I have watched a baby die during labor because my informed and autonomous patient chose not to give consent for an emergency cesarean section. Neither my medical opinion nor expertise can overrule my patient’s autonomy — at least, not if I am providing ethical medical care. Yet Utah Gov. Gary Herbert just decided to force me to perform a medical procedure that is not even standard medical practice — giving a fetus anesthesia during an abortion over 20 weeks in gestation. If I don’t, I have broken the law.

Here’s the kicker: The law does not tell me how to provide this anesthesia. Do I put my patient under general anesthesia? Do I insert a long needle into her abdomen? Both of those options carry far more risk than current evidence-based practices in abortion care. They are also expensive. Who is responsible to pay for these unnecessary procedures that increase risk and cost without medical benefit?

Current high-quality research has shown that a fetus does not possess the part of the brain that can process pain until the third trimester. This is agreed upon across various medical specialties, including obstetrics/gynecology, pediatrics, neuroscience and anesthesiology. The bill that Herbert just signed into law, proposed by State Sen. Curt Bramble (an accountant), is not even based on our present-day understanding of fetal development. He may as well have signed a bill mandating doctors to use leaches while prohibiting the use of antibiotics in treating infections.

For a moment, let’s entertain the notion that the fetus can feel pain, beyond a shadow of a doubt. I wonder, then: Why are there no laws mandating fetal anesthesia before a newborn has its skull compressed during a vaginal delivery? Why aren’t doctors mandated to provide anesthesia before performing circumcisions? Why is it permissible to withhold anesthesia before performing a spinal tap on a premature baby in the intensive care unit?

The answer is this: This law, like many anti-abortion laws, has nothing to do with medicine. It has nothing to do with whether or not a fetus “feels pain.” It has everything to do with interfering with the sacred patient-physician relationship and revoking the human rights of pregnant people — namely the right to decide if and when to have children. With legislators passing health care laws that are fiercely opposed by medical professionals but supported by campaign donors, my scientific mind cannot come to any other logical conclusion.

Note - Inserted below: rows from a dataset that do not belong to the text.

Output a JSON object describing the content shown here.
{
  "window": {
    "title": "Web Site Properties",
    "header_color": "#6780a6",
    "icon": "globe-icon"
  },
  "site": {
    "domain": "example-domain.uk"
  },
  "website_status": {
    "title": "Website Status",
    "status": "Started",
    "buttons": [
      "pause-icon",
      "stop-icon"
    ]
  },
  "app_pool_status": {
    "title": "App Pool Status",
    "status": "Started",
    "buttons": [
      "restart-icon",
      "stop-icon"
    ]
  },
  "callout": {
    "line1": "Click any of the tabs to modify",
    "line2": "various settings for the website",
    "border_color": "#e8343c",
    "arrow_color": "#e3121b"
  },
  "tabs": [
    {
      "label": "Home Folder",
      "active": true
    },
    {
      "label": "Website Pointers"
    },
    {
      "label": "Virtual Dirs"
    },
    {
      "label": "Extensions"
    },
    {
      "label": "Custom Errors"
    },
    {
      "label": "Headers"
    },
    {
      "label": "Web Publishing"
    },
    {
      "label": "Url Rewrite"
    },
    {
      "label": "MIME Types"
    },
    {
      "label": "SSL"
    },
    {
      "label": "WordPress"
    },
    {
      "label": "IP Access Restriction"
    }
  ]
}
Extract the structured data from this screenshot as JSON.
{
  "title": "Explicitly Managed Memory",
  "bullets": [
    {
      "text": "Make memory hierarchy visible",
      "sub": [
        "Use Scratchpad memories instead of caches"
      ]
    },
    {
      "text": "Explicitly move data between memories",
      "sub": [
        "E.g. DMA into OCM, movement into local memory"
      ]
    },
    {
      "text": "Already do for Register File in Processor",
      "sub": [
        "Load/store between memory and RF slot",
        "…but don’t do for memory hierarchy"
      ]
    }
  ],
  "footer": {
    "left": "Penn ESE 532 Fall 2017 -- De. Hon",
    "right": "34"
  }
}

To my knowledge, no other area of medicine is legally manipulated to do people harm, yet legislators find this perfectly acceptable when it comes to reproductive medicine. A first-trimester abortion is significantly safer than carrying a pregnancy to term and giving birth, for example. Very few abortions are performed after 20 weeks, and those that are performed around or after 20 weeks are most commonly done for lethal fetal anomalies: conditions where the fetus will not survive birth. What this law will effectively do is impose a nonmedical requirement that pregnant people may not be able to meet (namely financial), and they will be forced to carry the pregnancy to term, give birth, incur the associated risks therein, only to watch the newborn die.

The four cardinal medical ethical principles that should be practiced by all health care providers are these: autonomy, justice, beneficence and nonmaleficence. Anti-abortion laws require health care providers to violate all four ethical principles. Without access to desired abortion care, a pregnant person cannot exercise autonomy. Without the ability to provide abortion care, I cannot respect my patient’s autonomy. Similarly, laws that reduce financial assistance for any aspect of health care favor the rich and harm the poor — a violation of justice. For anyone seeking an abortion, it is clear that the risks of continuing the pregnancy and giving birth are higher than having an abortion. Without the ability to provide an abortion, I cannot exercise beneficence nor can I avoid maleficence.

The American Congress of Obstetricians and Gynecologists, the leading authority in reproductive health care in our nation, says: “The best health care is provided free of governmental interference in the patient-physician relationship.” Utah legislators are actively harming their constituents — my patients and Utah families. I provide safe abortion care because not only is it standard medical care, but it is also my moral and ethical obligation.

You have put lives in danger, Gov. Herbert.